Behind the Rebirth of the Shoulder Pad

It seems as though everyone - from designers and top runway models Gigi Hadid and Kendall Jenner, to high-street stores - is going crazy for shoulder pads. But what has caused this seen-before trend to arise once again in mainstream fashion, and why do powerful women seem to love it so much?

The shoulder pad was first introduced as a form of “power-dressing”, a trend first popularized in the 1930s during the Second World War, when women began dressing in more militant and masculine styles embellished with shoulder pads, in resemblance of soldiers’ uniforms.

This is because, as women were liberated by the freedom to pursue skilled labor and more traditionally masculine careers enabled by their contribution to the war, they felt it fitting that they dress the part too. As shoulder pads are seen to extend and enlarge your shoulders in a traditionally ‘masculine’ way, they are regarded as emulating power, status and other tropes of conventional masculinity.

In the same decade, Adrian Adolph Greenburg, a stylist and designer tasked with styling starlet Joan Crawford, helped introduce shoulder pads to mainstream fashion through film. Joan is pictured below in two costumes both exhibiting dramatic and exaggerated shoulder padding.

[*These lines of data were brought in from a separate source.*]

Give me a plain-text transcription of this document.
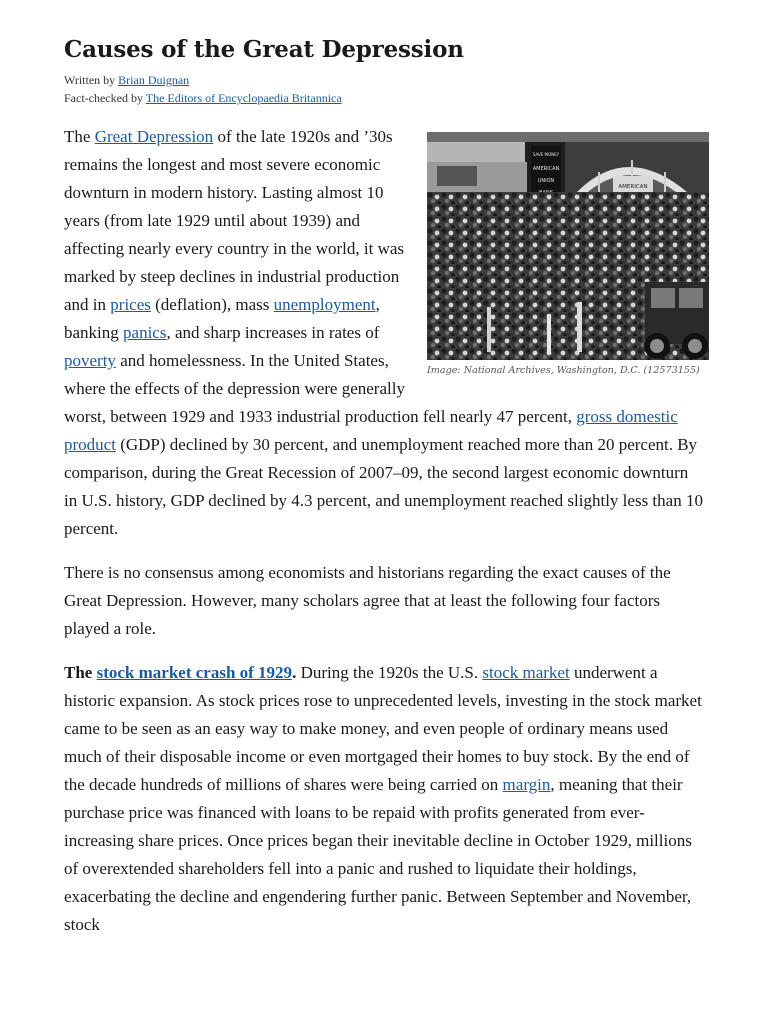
Causes of the Great Depression
Written by Brian Duignan
Fact-checked by The Editors of Encyclopaedia Britannica
AMERICAN
SAVE MONEY
AMERICAN
UNION
Image: National Archives, Washington, D.C. (12573155)

The Great Depression of the late 1920s and ’30s remains the longest and most severe economic downturn in modern history. Lasting almost 10 years (from late 1929 until about 1939) and affecting nearly every country in the world, it was marked by steep declines in industrial production and in prices (deflation), mass unemployment, banking panics, and sharp increases in rates of poverty and homelessness. In the United States, where the effects of the depression were generally worst, between 1929 and 1933 industrial production fell nearly 47 percent, gross domestic product (GDP) declined by 30 percent, and unemployment reached more than 20 percent. By comparison, during the Great Recession of 2007–09, the second largest economic downturn in U.S. history, GDP declined by 4.3 percent, and unemployment reached slightly less than 10 percent.

There is no consensus among economists and historians regarding the exact causes of the Great Depression. However, many scholars agree that at least the following four factors played a role.

The stock market crash of 1929. During the 1920s the U.S. stock market underwent a historic expansion. As stock prices rose to unprecedented levels, investing in the stock market came to be seen as an easy way to make money, and even people of ordinary means used much of their disposable income or even mortgaged their homes to buy stock. By the end of the decade hundreds of millions of shares were being carried on margin, meaning that their purchase price was financed with loans to be repaid with profits generated from ever-increasing share prices. Once prices began their inevitable decline in October 1929, millions of overextended shareholders fell into a panic and rushed to liquidate their holdings, exacerbating the decline and engendering further panic. Between September and November, stock
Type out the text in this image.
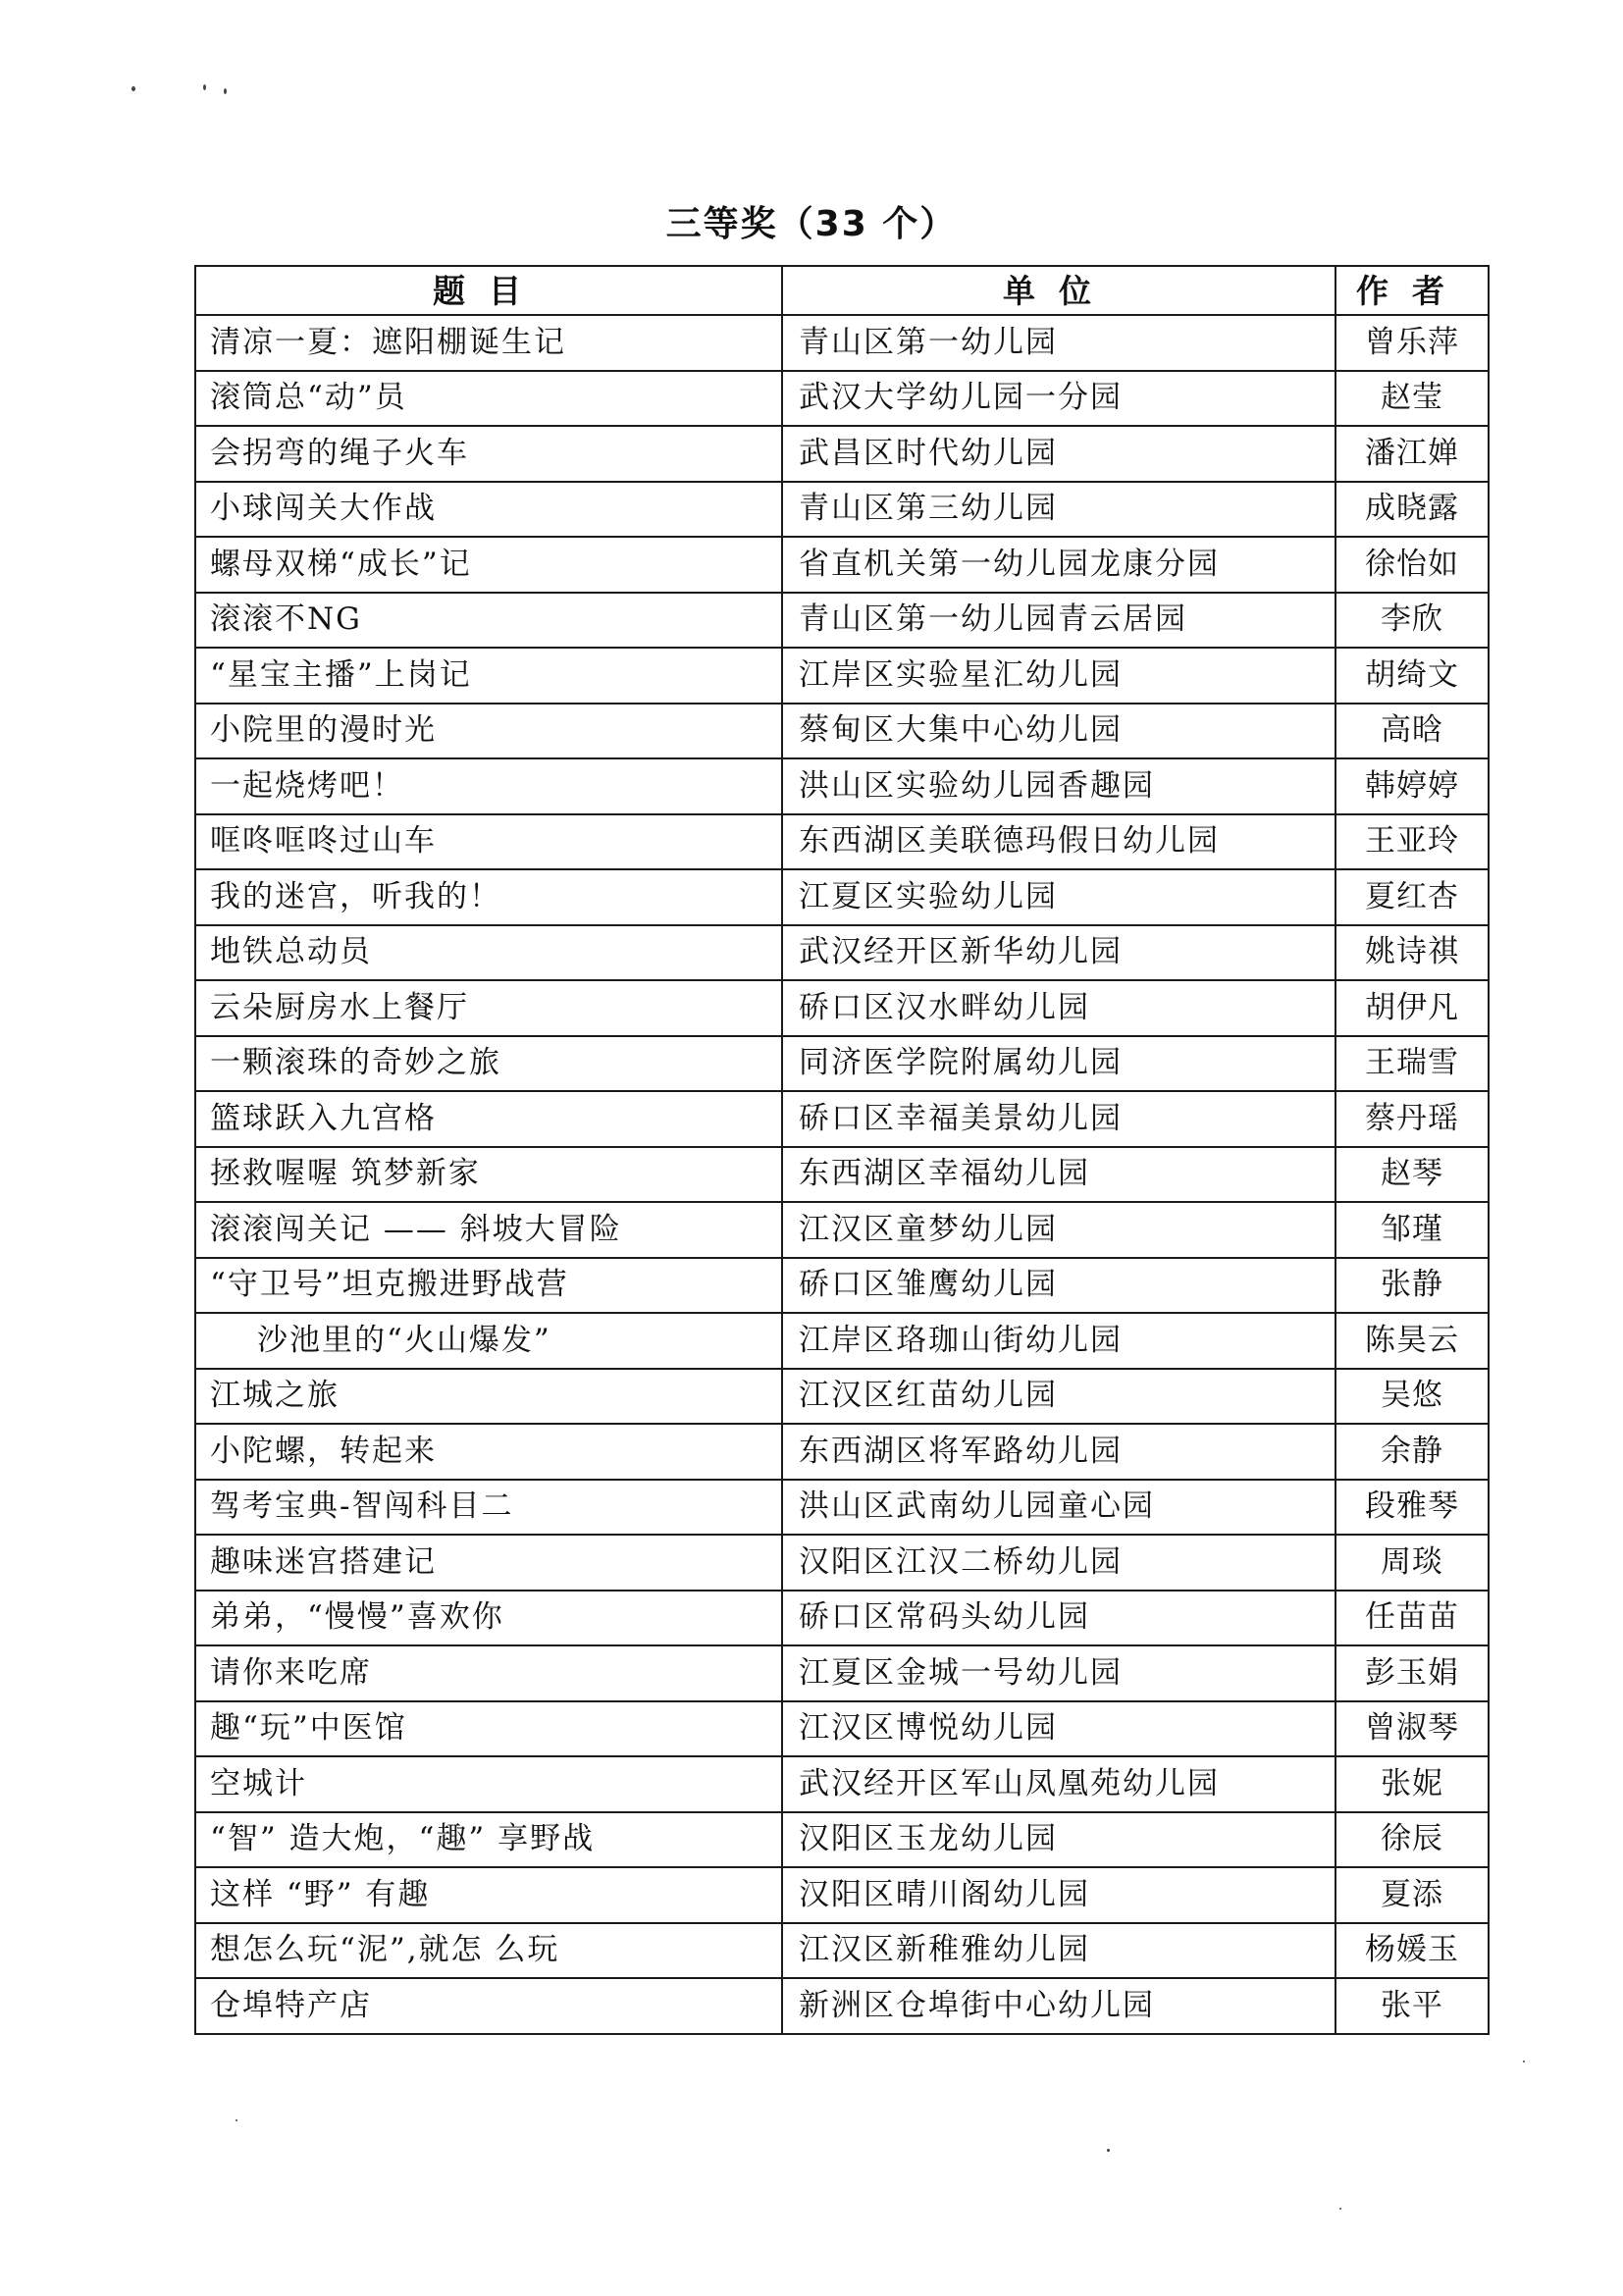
三等奖（33 个）
题目	单位	作者
清凉一夏：遮阳棚诞生记	青山区第一幼儿园	曾乐萍
滚筒总“动”员	武汉大学幼儿园一分园	赵莹
会拐弯的绳子火车	武昌区时代幼儿园	潘江婵
小球闯关大作战	青山区第三幼儿园	成晓露
螺母双梯“成长”记	省直机关第一幼儿园龙康分园	徐怡如
滚滚不NG	青山区第一幼儿园青云居园	李欣
“星宝主播”上岗记	江岸区实验星汇幼儿园	胡绮文
小院里的漫时光	蔡甸区大集中心幼儿园	高晗
一起烧烤吧！	洪山区实验幼儿园香趣园	韩婷婷
哐咚哐咚过山车	东西湖区美联德玛假日幼儿园	王亚玲
我的迷宫，听我的！	江夏区实验幼儿园	夏红杏
地铁总动员	武汉经开区新华幼儿园	姚诗祺
云朵厨房水上餐厅	硚口区汉水畔幼儿园	胡伊凡
一颗滚珠的奇妙之旅	同济医学院附属幼儿园	王瑞雪
篮球跃入九宫格	硚口区幸福美景幼儿园	蔡丹瑶
拯救喔喔 筑梦新家	东西湖区幸福幼儿园	赵琴
滚滚闯关记 —— 斜坡大冒险	江汉区童梦幼儿园	邹瑾
“守卫号”坦克搬进野战营	硚口区雏鹰幼儿园	张静
沙池里的“火山爆发”	江岸区珞珈山街幼儿园	陈昊云
江城之旅	江汉区红苗幼儿园	吴悠
小陀螺，转起来	东西湖区将军路幼儿园	余静
驾考宝典-智闯科目二	洪山区武南幼儿园童心园	段雅琴
趣味迷宫搭建记	汉阳区江汉二桥幼儿园	周琰
弟弟，“慢慢”喜欢你	硚口区常码头幼儿园	任苗苗
请你来吃席	江夏区金城一号幼儿园	彭玉娟
趣“玩”中医馆	江汉区博悦幼儿园	曾淑琴
空城计	武汉经开区军山凤凰苑幼儿园	张妮
“智” 造大炮，“趣” 享野战	汉阳区玉龙幼儿园	徐辰
这样 “野” 有趣	汉阳区晴川阁幼儿园	夏添
想怎么玩“泥”,就怎 么玩	江汉区新稚雅幼儿园	杨媛玉
仓埠特产店	新洲区仓埠街中心幼儿园	张平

The trend declined in popularity towards the end of the 1940s, until, three decades’ later, the shoulder pad was revived when the 1980s brought them back in with tremendous gusto. The Eighties played with shoulder pads in more ways than ever before, including them in almost every garment from coats, to dresses, to even swimsuits.

Shoulder pads boomed in the Eighties in all aspects of fashion, used in both professional suits and cocktail dresses. Television shows, such as ‘Dynasty’, popularized the shoulder pad in mainstream media alongside glitter and exaggerated jewels, contributing to the growing craze for the trend in high-street fashion. In a more professional illustration of the trend, Prime Minister and Conservative Party leader, Margaret Thatcher, became renowned for her iconic shoulder-padded suits, as they resembled the pinnacle of “power-dressing” in a male-dominated career.

The previous two decades have repelled the shoulder pad as a sign of empowerment, over-exhausted by the obsession of the Eighties; however, in recent years it has been making a slow resurgence in fashion.

Many Eighties trends have recently made a return to the spotlight in modern fashion, including neon, animal print and more. Alongside the shoulder pad, they’ve been exhibited for the past two years on runways by the likes of Tom Ford, Saint Laurent, Jacquemus, Miu Miu, Balmain and many other influential designers, such as Gareth Pugh.

Why has the shoulder pad once again risen to fame in mainstream fashion? If our notes on the past are correct, then a moment of empowerment and liberation for women is key, as is reflected in the media today. One of the most influential instances of this in recent years was arguably the #MeToo movement, which emboldened women to speak up against their oppressors and abusers. Do women need shoulder pads now more than ever?

In another era of vast political, social and economic unrest, similar to the climates of the 1930s and 80s, women’s fashion has once again turned back to the comfort of “power-dressing” confidence and authority it provides in times of insecurity. Its empowering and incredibly reassuring to know that even today, when hiding in plain sight is the easiest its ever been, women in the face of unrest don’t shrink but look to bold, exaggerated clothing to provide them with the empowerment that they need.